Claude was particularly impressed when Fredericks made a casual remark about a low grace note, in Claude's part, five bars before the end of the andante: "He was after sonority here. That was the lowest note on his piano. The bottom key. A vast, sonorous, spacious sound across the whole keyboard." It was as if Fredericks felt Mozart was alive, in the next room perhaps, and Claude in turn felt himself to be the recipient of special secrets, special mysteries carried down through time, unchanged and vigorous. When he left the great house it was necessary for him to collect himself, to remind himself to stop at the corners, watch where he was going, and try to remember the shortest route to the train station.

***

School was ending, and when he reported to Mr. Weisfeld that he'd gotten straight A's, he was wrapped in a brief but exuberant bear hug.

"I'm proud of you," Weisfeld said, his eyes glinting, holding him by the shoulders with straight arms. "I know it's been hard with so much, but believe me it was worth it. Perfect marks at Bentley! They'll pay attention to that, they'll pay attention."

"It wasn't anywhere near as hard as when I first went there." Claude said. "You get the hang of it, and Ivan sure helped."
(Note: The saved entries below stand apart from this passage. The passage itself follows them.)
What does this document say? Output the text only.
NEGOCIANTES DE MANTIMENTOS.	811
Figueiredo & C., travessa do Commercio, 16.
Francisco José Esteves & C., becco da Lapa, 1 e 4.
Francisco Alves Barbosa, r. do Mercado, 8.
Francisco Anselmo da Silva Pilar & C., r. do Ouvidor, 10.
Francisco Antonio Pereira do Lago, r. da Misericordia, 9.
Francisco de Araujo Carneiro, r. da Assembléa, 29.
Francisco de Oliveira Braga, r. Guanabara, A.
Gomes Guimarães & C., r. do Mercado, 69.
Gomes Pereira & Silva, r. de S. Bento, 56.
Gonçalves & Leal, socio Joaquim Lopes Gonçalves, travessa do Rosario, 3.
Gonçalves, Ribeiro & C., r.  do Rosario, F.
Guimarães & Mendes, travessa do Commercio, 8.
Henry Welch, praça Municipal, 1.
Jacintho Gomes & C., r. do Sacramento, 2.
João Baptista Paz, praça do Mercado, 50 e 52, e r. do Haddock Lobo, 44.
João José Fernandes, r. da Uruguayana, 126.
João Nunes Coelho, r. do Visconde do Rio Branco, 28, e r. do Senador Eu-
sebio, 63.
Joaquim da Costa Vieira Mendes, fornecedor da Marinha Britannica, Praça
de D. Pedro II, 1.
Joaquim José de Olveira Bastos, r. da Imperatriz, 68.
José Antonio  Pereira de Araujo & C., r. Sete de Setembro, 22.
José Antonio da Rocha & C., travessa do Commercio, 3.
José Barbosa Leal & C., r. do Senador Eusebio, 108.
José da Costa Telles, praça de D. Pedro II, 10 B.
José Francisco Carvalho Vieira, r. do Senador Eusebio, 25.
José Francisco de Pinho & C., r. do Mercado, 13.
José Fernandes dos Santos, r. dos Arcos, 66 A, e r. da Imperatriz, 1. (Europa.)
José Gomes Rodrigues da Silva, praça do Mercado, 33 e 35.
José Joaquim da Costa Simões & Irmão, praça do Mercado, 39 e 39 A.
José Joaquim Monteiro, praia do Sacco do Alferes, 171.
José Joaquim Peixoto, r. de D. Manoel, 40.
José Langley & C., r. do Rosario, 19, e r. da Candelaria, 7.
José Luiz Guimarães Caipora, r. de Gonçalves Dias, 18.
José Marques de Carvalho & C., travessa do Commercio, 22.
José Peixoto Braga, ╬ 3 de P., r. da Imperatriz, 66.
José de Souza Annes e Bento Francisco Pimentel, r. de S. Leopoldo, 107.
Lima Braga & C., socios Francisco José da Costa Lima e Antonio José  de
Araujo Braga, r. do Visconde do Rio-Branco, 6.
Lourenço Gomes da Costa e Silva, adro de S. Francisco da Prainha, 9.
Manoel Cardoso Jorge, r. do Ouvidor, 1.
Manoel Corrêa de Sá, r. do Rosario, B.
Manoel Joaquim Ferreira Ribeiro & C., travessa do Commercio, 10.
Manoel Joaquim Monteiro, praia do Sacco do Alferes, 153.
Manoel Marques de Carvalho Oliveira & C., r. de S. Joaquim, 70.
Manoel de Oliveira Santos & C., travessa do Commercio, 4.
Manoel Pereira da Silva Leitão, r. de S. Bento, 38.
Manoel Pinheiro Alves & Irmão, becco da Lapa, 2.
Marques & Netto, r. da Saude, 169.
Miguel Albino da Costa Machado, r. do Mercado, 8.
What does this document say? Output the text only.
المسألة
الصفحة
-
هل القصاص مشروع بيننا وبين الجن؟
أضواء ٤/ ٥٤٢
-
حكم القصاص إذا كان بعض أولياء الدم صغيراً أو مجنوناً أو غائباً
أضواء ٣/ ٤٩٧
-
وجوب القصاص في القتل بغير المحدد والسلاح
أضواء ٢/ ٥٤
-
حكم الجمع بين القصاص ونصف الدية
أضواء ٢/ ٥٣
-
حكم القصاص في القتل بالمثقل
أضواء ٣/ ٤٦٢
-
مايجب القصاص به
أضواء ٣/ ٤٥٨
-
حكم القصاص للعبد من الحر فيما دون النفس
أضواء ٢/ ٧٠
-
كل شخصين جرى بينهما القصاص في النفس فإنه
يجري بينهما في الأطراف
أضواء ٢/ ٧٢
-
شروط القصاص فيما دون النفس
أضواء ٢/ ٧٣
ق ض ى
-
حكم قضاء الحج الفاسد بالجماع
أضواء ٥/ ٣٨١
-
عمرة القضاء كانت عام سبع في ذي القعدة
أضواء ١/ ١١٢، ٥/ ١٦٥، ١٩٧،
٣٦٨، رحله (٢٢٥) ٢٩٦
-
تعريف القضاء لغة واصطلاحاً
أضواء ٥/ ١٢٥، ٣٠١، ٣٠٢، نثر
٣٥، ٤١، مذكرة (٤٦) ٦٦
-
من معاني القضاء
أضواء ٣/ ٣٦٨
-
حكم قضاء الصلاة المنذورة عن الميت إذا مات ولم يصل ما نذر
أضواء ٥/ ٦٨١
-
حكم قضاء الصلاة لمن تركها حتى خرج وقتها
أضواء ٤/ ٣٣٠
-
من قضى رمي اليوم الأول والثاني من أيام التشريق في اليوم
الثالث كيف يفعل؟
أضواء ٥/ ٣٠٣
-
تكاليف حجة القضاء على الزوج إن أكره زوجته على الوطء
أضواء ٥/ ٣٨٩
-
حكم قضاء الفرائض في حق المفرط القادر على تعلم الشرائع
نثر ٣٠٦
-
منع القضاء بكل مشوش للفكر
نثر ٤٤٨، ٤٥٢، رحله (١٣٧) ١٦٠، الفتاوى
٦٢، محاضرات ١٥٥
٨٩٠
Weisfeld was actually rubbing his hands together. "So now you've got, what, a week and a half before you go up there? You can play as much as you want. This is terrific. You can get more sleep."

"I will."

"Relax a little. We'll have some schnitzel, maybe. See a movie, maybe, one night."

Claude was pleasantly surprised, and instantly resolved they would sit in the orchestra, well away from the action in the balcony. "Great," he said.

The plans for the concert had been explained to him in the library of the mansion by Anson Roeg, who had handed him his railroad tickets. Claude was to leave on Tuesday by train for Springfield, Massachusetts, where he would be met and driven to Longmeadow in time for dinner. Wednesday he would rehearse with the student orchestra, Thursday Fredericks would arrive from Boston for a single full rehearsal, and Friday at three
P.M.
the concert would begin under the great tent. Since Fredericks was to arrive from Boston by rail, Anson Roeg, Weisfeld, and any guest Claude might want to invite would be driven up in the Rolls on Friday morning, to return the same night.